When they woke up it was dark. They were cold. Their legs were stiff. They lay each along one edge of a tremendously wide bed, between them a tangle of narrow sheets and blankets. Telemachus raised himself to a sitting position and put his feet, that were still swollen, gingerly to the floor. He drew them up again with a jerk and sat with his teeth chattering hunched on the edge of the bed. Lyaeus burrowed into the blankets and went back to sleep. For a long while Telemachus could not thaw his frozen wits enough to discover what noise had waked him up. Then it came upon him suddenly that huge rhythms were pounding about him, sounds of shaken tambourines and castanettes and beaten dish-pans and roaring voices. Someone was singing in shrill tremolo above the din a song of which each verse seemed to end with the phrase, "y mañana Carnaval."

"To-morrow's Carnival. Wake up," he cried out to Lyaeus, and pulled on his trousers.

Lyaeus sat up and rubbed his eyes.

"I smell wine," he said.

Telemachus, through hunger and stiffness and aching feet and the thought of what his mother Penelope would say about these goings on, if they ever came to her ears, felt a tremendous elation flare through him.

"Come on, they're dancing," he cried dragging Lyaeus out on the gallery that overhung the end of the court.

"Don't forget the butterfly net, Tel."

"What for?"

"To catch your gesture, what do you think?"

Telemachus caught Lyaeus by the shoulders and shook him.
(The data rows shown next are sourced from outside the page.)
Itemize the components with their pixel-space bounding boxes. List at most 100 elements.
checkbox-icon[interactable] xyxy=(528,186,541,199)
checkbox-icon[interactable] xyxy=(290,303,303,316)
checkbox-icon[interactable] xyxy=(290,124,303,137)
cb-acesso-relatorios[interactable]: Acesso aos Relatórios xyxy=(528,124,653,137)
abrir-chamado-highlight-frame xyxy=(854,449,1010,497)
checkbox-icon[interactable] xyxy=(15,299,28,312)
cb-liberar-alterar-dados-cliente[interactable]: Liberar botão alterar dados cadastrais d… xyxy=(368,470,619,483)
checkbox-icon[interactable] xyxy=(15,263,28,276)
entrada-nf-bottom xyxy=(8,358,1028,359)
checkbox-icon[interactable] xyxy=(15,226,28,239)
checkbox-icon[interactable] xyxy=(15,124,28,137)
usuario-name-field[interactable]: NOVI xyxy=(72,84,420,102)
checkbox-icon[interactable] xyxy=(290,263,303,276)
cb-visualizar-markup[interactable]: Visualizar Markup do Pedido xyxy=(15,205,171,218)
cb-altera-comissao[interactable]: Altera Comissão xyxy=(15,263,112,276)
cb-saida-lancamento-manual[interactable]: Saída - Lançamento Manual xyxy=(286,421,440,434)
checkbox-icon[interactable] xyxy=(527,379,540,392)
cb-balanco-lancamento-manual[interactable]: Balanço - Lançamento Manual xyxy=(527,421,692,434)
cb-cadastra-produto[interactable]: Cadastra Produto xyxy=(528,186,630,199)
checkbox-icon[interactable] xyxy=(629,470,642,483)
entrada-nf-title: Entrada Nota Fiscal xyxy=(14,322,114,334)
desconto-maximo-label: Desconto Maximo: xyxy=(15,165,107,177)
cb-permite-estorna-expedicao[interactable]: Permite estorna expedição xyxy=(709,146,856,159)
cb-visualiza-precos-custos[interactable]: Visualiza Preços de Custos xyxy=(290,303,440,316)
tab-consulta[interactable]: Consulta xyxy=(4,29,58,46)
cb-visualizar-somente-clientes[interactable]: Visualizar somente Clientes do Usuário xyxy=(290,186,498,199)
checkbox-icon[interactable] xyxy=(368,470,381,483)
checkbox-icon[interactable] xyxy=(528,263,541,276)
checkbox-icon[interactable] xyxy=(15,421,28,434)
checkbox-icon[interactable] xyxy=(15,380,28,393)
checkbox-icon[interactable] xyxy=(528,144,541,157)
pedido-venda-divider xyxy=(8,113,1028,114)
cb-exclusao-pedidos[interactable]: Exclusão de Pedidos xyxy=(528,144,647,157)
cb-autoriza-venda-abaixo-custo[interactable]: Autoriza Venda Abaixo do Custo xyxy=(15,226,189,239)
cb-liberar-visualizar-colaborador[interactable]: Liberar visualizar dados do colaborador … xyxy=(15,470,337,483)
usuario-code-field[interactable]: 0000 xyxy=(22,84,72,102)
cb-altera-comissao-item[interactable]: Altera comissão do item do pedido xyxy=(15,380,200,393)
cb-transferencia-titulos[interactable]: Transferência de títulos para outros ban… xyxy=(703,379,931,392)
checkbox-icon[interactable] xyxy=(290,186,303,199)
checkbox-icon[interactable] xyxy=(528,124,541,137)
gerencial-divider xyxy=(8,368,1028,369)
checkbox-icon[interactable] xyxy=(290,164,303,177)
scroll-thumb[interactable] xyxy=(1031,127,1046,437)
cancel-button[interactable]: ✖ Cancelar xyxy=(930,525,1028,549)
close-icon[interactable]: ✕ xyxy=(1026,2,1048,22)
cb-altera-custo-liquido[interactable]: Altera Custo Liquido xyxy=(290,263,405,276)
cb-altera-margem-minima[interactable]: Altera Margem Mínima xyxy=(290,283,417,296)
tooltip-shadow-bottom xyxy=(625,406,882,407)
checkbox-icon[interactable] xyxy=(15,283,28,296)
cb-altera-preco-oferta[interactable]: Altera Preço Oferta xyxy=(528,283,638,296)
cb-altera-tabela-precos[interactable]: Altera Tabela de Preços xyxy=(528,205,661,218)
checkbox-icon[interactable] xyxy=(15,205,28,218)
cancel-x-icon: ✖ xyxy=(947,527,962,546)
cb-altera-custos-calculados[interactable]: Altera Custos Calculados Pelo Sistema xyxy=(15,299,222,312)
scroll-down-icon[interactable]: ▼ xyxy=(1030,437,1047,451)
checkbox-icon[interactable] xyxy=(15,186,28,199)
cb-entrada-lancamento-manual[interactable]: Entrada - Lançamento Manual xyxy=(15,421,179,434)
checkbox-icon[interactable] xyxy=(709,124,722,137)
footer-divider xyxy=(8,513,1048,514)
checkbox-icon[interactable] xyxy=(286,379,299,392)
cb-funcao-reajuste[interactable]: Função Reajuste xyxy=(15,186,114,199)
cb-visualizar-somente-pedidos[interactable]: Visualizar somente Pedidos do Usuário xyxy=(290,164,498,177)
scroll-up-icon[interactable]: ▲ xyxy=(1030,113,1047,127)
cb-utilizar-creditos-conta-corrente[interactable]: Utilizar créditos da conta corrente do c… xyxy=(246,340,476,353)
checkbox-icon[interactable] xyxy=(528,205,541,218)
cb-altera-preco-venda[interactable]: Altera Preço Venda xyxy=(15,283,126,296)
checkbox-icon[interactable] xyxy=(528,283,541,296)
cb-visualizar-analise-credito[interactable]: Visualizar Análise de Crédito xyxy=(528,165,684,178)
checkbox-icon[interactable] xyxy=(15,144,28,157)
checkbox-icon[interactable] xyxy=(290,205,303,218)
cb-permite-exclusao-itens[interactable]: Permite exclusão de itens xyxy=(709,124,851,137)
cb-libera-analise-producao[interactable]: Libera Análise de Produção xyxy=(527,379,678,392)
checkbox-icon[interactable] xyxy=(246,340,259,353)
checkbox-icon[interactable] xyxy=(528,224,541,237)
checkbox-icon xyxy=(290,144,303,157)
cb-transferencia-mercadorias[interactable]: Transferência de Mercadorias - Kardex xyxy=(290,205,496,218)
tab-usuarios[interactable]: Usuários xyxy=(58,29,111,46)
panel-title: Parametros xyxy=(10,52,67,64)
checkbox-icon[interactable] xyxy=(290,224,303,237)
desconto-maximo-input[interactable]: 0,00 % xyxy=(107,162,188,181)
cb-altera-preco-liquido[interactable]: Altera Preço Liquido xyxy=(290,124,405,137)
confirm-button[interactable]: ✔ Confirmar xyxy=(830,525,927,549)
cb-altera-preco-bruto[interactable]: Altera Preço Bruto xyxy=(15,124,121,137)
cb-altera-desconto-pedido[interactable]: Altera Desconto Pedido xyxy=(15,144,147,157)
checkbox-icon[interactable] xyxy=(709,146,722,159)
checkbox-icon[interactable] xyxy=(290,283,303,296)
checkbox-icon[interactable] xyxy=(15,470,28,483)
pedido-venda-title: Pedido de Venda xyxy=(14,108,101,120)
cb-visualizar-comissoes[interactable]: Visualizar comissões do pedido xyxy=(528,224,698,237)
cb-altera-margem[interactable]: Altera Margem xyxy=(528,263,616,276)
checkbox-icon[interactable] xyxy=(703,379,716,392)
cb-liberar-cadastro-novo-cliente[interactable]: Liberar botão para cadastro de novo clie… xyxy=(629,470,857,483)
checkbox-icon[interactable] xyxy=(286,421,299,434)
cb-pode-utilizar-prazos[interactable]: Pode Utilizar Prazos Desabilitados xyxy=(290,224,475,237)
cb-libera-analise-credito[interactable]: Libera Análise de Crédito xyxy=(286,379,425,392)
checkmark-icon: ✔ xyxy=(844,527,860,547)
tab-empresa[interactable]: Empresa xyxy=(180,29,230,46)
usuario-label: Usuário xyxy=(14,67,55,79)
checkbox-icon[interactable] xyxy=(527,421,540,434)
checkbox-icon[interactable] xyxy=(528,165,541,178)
As they wrestled they caught glimpses of the courtyard full of couples bobbing up and down in a jota. In the doorway stood two guitar players and beside them a table with pitchers and glasses and a glint of spilt wine. Feeble light came from an occasional little constellation of olive-oil lamps. When the two of them pitched down stairs together and shot out reeling among the dancers everybody cried out: "Hola," and shouted that the foreigners must sing a song.